Fed Overnight Repos Continue To Rise As QE Shrinks

Fed Overnight Repos Continue To Rise As QE Shrinks

Tyler Durden

Mon, 06/08/2020 – 10:09

After barely seeing any utilization for much of April and May after the Fed launched Unlimited QE, in the past three weeks there has been a clear rising trend in usage of the Fed’s overnight (and term) repo operations, which on Friday rose to the highest since the March crisis, hitting $106.25BN alongside a $53.2BN in 20 day repos, and earlier on Monday saw another $67.05BN in overnight repo (across both TSYs and MBS). While there is some debate about the cause for this apparent tightening in financial conditions, the simplest explanation is that as the Fed continues to shrink its daily POMO, which this week averages just $4.5 BN per day, dealers have to find other means to extract liquidity and are increasingly turning to the Fed’s repo operations.

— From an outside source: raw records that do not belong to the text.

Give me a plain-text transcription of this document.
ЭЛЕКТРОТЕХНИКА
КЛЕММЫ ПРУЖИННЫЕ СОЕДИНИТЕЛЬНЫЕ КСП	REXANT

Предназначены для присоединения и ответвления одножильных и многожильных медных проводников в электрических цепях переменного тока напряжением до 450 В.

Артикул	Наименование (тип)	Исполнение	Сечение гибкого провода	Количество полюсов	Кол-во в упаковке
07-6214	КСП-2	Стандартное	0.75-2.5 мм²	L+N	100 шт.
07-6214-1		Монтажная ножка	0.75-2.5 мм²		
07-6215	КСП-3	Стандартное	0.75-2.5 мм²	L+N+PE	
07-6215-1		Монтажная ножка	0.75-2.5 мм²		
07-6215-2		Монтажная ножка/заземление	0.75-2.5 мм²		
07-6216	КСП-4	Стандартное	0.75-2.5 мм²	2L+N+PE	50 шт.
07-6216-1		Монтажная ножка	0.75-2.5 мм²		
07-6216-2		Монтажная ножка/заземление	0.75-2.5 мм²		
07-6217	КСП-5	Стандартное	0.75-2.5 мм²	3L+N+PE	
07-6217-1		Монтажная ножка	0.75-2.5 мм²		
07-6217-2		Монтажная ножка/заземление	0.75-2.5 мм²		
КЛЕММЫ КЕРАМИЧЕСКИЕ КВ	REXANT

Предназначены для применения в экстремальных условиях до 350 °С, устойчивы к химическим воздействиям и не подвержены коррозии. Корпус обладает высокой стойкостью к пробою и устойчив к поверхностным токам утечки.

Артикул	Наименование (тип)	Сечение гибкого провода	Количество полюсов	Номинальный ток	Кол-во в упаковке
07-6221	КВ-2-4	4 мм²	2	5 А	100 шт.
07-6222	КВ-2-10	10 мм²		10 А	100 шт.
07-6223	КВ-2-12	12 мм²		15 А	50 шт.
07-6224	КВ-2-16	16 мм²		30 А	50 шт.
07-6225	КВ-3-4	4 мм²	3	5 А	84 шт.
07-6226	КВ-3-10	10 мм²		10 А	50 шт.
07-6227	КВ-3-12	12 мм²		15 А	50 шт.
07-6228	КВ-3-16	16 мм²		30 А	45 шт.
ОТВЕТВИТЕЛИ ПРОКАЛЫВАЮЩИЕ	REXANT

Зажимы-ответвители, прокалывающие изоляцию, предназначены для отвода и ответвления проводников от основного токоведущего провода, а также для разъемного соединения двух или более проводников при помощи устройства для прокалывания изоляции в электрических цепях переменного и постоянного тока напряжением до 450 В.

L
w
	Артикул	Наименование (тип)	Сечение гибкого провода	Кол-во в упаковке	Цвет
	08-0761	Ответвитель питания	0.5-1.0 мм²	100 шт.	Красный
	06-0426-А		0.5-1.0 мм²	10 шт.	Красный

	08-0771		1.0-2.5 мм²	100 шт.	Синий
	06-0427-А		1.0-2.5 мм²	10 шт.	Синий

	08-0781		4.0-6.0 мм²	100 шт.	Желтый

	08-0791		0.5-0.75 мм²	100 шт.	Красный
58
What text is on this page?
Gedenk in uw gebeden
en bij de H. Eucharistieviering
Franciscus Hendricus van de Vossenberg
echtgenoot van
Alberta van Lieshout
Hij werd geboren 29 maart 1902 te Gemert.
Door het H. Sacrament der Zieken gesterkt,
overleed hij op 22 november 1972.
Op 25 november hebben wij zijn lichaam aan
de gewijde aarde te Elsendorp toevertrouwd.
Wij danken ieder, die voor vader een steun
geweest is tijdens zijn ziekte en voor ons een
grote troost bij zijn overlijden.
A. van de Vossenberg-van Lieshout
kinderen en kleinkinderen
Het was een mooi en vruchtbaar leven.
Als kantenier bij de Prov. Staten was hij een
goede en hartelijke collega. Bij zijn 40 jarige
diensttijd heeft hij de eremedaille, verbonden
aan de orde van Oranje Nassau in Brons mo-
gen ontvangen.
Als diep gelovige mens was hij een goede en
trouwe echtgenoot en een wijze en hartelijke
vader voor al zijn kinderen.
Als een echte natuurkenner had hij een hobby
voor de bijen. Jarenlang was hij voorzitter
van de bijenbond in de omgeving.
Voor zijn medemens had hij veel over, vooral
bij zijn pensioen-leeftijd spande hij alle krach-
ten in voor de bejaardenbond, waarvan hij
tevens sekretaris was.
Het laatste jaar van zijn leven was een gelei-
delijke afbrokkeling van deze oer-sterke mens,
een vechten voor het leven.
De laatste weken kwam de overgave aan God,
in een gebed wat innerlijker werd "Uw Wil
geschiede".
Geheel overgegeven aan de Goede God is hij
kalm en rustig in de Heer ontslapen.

The question here is whether the Fed has shrunk its QE to a point that is unsustainable in light of surging treasury supply, which as a reminder, should amount to trillions more in the near term. One place where this theory has validation is in long-term yields, which spiked late last week, and sharply steepened the yield curve.

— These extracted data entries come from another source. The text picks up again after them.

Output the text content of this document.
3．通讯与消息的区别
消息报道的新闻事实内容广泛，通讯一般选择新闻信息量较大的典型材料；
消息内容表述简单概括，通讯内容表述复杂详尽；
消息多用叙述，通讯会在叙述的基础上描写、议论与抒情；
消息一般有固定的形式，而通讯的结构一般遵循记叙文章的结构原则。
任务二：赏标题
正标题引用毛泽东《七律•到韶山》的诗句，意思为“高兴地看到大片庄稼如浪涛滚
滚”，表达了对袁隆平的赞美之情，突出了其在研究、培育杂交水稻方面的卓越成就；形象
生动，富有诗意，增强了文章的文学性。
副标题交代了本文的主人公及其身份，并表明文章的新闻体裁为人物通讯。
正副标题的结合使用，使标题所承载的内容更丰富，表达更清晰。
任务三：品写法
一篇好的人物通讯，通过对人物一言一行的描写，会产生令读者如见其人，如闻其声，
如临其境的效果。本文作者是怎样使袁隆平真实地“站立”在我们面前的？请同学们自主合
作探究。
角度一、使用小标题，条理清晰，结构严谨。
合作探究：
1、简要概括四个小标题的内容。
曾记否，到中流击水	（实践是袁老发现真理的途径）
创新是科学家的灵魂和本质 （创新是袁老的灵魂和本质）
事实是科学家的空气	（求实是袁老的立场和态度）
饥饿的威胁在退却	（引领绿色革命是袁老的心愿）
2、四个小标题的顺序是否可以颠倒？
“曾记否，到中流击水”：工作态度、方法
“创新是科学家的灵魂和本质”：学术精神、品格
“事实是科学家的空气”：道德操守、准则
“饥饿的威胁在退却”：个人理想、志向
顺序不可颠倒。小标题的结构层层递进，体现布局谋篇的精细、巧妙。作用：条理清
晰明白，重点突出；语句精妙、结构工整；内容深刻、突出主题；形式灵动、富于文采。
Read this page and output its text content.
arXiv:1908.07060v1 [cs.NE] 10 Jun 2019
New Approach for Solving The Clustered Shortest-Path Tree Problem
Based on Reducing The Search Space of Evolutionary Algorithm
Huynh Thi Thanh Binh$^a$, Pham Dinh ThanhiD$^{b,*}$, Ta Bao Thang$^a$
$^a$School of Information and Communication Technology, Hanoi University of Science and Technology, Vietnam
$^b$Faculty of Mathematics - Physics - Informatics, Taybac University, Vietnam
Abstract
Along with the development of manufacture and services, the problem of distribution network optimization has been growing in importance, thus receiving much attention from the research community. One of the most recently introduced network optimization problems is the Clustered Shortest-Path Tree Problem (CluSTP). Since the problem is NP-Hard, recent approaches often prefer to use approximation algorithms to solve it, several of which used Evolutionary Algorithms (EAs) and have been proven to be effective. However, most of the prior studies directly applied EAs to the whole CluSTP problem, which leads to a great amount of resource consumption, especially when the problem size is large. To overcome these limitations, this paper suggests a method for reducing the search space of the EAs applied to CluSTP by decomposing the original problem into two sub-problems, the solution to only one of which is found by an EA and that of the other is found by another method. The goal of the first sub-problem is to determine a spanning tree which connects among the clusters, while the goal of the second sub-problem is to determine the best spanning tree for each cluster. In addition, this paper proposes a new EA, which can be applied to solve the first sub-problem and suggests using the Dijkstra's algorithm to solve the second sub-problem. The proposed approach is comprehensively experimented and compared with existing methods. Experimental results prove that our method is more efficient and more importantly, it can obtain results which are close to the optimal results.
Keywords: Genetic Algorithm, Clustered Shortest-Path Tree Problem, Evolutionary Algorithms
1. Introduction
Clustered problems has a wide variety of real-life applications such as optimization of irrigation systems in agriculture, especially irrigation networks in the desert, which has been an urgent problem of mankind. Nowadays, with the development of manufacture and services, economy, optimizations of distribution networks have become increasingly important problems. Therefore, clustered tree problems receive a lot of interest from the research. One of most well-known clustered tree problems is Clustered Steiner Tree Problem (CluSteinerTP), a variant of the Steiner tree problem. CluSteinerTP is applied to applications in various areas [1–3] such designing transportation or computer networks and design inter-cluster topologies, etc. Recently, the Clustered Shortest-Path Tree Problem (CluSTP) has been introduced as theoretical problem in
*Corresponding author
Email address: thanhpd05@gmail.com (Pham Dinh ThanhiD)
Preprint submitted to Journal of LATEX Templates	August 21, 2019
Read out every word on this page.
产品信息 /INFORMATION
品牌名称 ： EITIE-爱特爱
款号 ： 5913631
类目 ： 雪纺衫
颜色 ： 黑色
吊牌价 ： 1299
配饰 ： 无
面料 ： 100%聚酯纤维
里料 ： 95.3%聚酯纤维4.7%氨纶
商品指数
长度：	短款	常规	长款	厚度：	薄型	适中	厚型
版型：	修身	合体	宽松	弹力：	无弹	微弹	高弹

Commenting on this, JPM’s Nikolaos Panigirtzoglou said that “steepening of the U.S. Treasury curve reflects to a significant extent high (bond) supply versus QE.” He then echoed a warning we posted some time ago, namely that “the Fed at $4-5 billion QE a day is not doing enough to offset supply. It would become more challenging for the Fed if the 10-year…yield approaches 1%.

Of course, at that point the Fed can simply launch Yield Curve Control to make sure the Fed does not lose control, although according to a WSJ article over the weekend from the Fed’s current “whisperer” Nick Timiraos, “Fed officials aren’t prepared to announce any decision on so-called yield caps when their two-day policy meeting concludes Wednesday.” Perhaps, but that may change fast should the blow out in yields accelerate and the 10Y rise above 1%.

Meanwhile, as Wrightson ICAP economist Lou Crandall writes, when the Federal Reserve announces the next repo operations schedule this week, it’s unlikely it will make “any significant changes,” as Powell has repeatedly said that the Fed is in no hurry to “normalize” its operations, and the April minutes put the market on notice that the terms of the Desk’s repo funding would probably become less generous over time.

According to Crandall, it’s also unlikely the Fed sees any near-term need to push repo rates higher as the cumulative effect of the Treasury’s bill issuance in April and May has begun to push overnight rates higher this month and the “prospect of large seasonal outflows” from money funds during the delayed tax season in July could create additional pressures next month. Also of note, the ICAP strategist notes that the Fed has been “quietly” scaling back its repo market footprint by shortening tenors and reducing the frequency of its term operations.

Putting all this together, between the shrinking amount of weekly QE and the Fed’s scaling back of the repo market, it is distinctly possible that we may soon get a rate tantrum as bond traders realize that there is not enough organic demand to prefund the trillions in budget deficits over the horizon, and that another market “intervention” will be needed by the Fed to restore the generous liquidity conditions from March/April with the US continuing to spend like a drunken sailor.